As we noted earlier this week, there has been and will be a rush of propaganda around this report. Those who wish to put pressure on Iran, including tougher economic sanctions, will bring out the finding that Iran "has not suspended its enrichment related activities". More ominously, they will convert the IAEA's "remaining issues of concern which need to be clarified to exclude the possibility of military dimensions to Iran’s nuclear programme" into the conclusion that Iran is definitely pursuing nuclear weapons. (The US State Department has already put out the statement, "Based on what we have seen in press reports ... it seems clear that Iran continues to not cooperate fully and continues its (uranium) enrichment activities." Ha'aretz has trotted out the Israeli line, "The report states that Iran may be working towards acquiring a nuclear weapons capability.")

On the other side, Iranian officials will claim, with the finding of "the non-diversion of declared nuclear material" that they are in compliance with the Non-Proliferation Treaty. Or in the objective summary of Press TV, "the UN nuclear watchdog has confirmed that the country is improving its cooperation with the agency while it continues to enrich uranium in spite of UN Security Council resolutions".

All of this will overshadow the real significance of the report, which is that almost nothing has changed over the last year. Indeed, these conclusions could be, almost word for word, the conclusions of reports from 2008. This is a limbo in which Iran is neither culpable of definite violations of the NPT through pursuit of weaponry rather than civilian energy nor exonerated with full inspections of the IAEA of its research and production facilities.

Implementation of the NPT [Non-Proliferation] Safeguards Agreement and relevant provisions of Security Council resolutions 1737 (2006), 1747 (2007), 1803 (2008), and 1835 (2008) in the Islamic Republic of Iran

Report by the Director General
....
26. The Agency continues to verify the non-diversion of declared nuclear material in Iran.

Iran has cooperated with the Agency in improving safeguards measures at FEP and in providing the Agency with access to the IR-40 reactor for purposes of design information verification. Iran has not, however, implemented the modified text of its Subsidiary Arrangements General Part, Code 3.1, on the early provision of design information.

27. Iran has not suspended its enrichment related activities or its work on heavy water related projects as required by the Security Council.

28. Contrary to the requests of the Board of Governors and the Security Council, Iran has neither implemented the Additional Protocol nor cooperated with the Agency in connection with the remaining issues of concern which need to be clarified to exclude the possibility of military dimensions to Iran’s nuclear programme. Regrettably, the Agency has not
been able to engage Iran in any substantive discussions about these outstanding issues for over a year. The Agency believes that it has provided Iran with sufficient access to documentation in its possession to enable Iran to respond substantively to the questions raised by the Agency.
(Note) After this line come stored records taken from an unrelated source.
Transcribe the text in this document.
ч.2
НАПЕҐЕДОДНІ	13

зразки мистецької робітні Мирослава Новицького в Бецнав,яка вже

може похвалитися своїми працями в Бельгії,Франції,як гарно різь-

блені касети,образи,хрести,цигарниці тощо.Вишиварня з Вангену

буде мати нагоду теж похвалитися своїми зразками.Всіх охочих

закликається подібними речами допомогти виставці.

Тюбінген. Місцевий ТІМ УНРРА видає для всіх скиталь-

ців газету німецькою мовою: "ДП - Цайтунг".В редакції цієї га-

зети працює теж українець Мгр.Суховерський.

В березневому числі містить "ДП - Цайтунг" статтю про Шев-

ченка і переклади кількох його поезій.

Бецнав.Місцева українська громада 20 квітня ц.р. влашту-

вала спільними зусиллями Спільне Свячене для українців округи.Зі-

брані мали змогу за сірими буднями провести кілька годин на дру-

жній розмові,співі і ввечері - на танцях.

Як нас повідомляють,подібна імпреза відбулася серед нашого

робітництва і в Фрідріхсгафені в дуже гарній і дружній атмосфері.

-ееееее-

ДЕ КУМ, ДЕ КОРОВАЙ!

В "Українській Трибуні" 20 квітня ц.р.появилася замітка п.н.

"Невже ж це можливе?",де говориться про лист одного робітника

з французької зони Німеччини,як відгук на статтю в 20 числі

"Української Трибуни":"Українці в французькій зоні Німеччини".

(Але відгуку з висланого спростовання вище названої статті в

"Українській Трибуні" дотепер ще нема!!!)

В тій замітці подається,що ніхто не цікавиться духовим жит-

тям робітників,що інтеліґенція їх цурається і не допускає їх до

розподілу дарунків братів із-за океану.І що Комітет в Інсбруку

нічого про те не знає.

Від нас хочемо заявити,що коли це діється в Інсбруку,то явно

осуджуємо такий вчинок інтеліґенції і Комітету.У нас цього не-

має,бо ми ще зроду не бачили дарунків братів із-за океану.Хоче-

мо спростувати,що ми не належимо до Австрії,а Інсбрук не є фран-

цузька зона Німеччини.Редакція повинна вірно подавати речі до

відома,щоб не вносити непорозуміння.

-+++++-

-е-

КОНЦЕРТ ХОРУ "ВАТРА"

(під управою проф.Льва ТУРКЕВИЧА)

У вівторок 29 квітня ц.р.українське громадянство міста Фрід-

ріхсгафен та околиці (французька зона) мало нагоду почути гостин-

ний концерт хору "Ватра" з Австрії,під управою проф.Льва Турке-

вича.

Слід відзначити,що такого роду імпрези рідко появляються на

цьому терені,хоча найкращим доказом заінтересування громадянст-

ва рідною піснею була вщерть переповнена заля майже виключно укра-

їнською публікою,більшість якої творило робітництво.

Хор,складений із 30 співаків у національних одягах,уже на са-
However, the Director General urges Member States which have
provided documentation to the Agency to work out new modalities with the Agency so that it could share further documentation with Iran, as appropriate, since the Agency’s inability to do so is rendering it difficult for the Agency to progress further in its verification process.

29. It is critical for Iran to implement the Additional Protocol and clarify the outstanding issues in order for the Agency to be in a position to provide credible assurance about the absence of undeclared nuclear material and activities in Iran.

30. The Director General will continue to report as appropriate.